QBI Deduction for Trust

The new tax law created a qualified business income (QBI) deduction for taxpayers other than regular “C” corporations. The law allows the "combined qualified business income " amounts plus 20% of the aggregate amount of qualified real estate investment trust dividends. This amount is 20% of the QBI for each trade or business if the taxpayer's taxable income is under the threshold. For purposes of a determining taxable income of a non-grantor trust, the determination is done before the distribution deduction and exemption amount.

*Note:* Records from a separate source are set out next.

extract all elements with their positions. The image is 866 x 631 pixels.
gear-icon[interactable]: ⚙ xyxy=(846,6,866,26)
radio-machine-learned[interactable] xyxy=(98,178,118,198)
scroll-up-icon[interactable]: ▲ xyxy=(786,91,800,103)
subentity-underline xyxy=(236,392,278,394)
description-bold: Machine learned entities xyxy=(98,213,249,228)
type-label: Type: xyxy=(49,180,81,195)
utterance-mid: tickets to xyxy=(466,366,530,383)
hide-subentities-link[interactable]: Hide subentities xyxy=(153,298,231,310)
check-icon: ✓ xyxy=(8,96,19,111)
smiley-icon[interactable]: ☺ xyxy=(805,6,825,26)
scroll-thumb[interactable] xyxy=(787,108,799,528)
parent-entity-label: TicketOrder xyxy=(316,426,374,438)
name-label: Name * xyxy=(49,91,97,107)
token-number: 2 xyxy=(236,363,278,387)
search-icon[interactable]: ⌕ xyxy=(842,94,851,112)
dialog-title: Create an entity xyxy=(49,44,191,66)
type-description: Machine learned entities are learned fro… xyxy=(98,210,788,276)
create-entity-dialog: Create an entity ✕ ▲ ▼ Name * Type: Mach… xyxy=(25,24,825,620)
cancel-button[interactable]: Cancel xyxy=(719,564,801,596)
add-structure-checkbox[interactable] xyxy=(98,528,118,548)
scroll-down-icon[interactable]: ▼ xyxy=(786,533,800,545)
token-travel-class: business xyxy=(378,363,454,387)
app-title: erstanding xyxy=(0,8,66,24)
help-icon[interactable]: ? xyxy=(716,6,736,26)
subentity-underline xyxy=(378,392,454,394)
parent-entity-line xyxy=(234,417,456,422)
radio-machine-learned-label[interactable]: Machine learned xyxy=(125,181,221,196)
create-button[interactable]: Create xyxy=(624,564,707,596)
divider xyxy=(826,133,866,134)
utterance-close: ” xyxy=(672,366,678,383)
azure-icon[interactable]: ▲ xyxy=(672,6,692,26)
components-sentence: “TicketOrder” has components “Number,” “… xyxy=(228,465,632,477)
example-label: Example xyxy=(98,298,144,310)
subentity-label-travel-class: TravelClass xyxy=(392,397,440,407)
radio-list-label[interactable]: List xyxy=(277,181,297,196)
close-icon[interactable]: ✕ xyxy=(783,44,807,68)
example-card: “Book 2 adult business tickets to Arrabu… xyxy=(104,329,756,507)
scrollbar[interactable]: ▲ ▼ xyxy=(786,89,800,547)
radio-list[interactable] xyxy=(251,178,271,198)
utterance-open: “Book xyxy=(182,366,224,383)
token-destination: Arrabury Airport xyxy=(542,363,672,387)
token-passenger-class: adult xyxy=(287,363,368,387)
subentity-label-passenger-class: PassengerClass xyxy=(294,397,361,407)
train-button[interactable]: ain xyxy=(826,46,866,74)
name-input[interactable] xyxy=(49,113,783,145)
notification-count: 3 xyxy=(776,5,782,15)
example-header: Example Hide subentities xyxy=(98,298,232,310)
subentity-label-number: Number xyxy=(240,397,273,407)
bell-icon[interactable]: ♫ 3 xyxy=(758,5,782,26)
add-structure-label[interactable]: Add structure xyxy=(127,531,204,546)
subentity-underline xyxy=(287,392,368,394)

For this very reason, the enactment provides one more reason it’s advisable to create separate trusts for individual beneficiaries instead of a single trust. A single trust for the benefit of all the children, and at first glance may be less expensive to implement. But depending on the economics of the investment, the ages and risk tolerance, a separate trusts for each child maybe more advisable and allows for those trusts to create separate sub trusts for succession planning.

Two or more trusts are treated as one trust if they have substantially the same grantor or grantors and substantially the same primary beneficiary or beneficiaries, and a principal purpose of the trusts is the avoidance of federal income tax. The Service ruled that if a trust is divided into sub trusts and each sub trust has a different primary beneficiary, each sub trust will be treated as a separate trust for federal income tax purposes. Even though the proposed regulations creates a presumption of tax avoidance if separate trusts create a significant income tax benefit, the test of primary beneficiaries being the same is still required for aggregation of trusts. Therefore, the creation or partition of trusts for separate beneficiaries should not violate Sec. 643(f).

The threshold for nongrantor trusts is $157,500. If the taxpayer's income exceeds the threshold, the amount is the lesser of:

(1) 20% of the QBI for each trade or business or

(2) the greater of (a) 50% of the W-2 wages of the qualified trade or business or (b) the sum of 25% of the wages of the qualified trade or business plus 2.5% of the unadjusted basis immediately after acquisition of all qualified property.

The deductible amount is the combined QBI amount, limited to 20% of the excess, the taxpayer's taxable income for the tax year over the taxpayer's net capital gain for that tax year.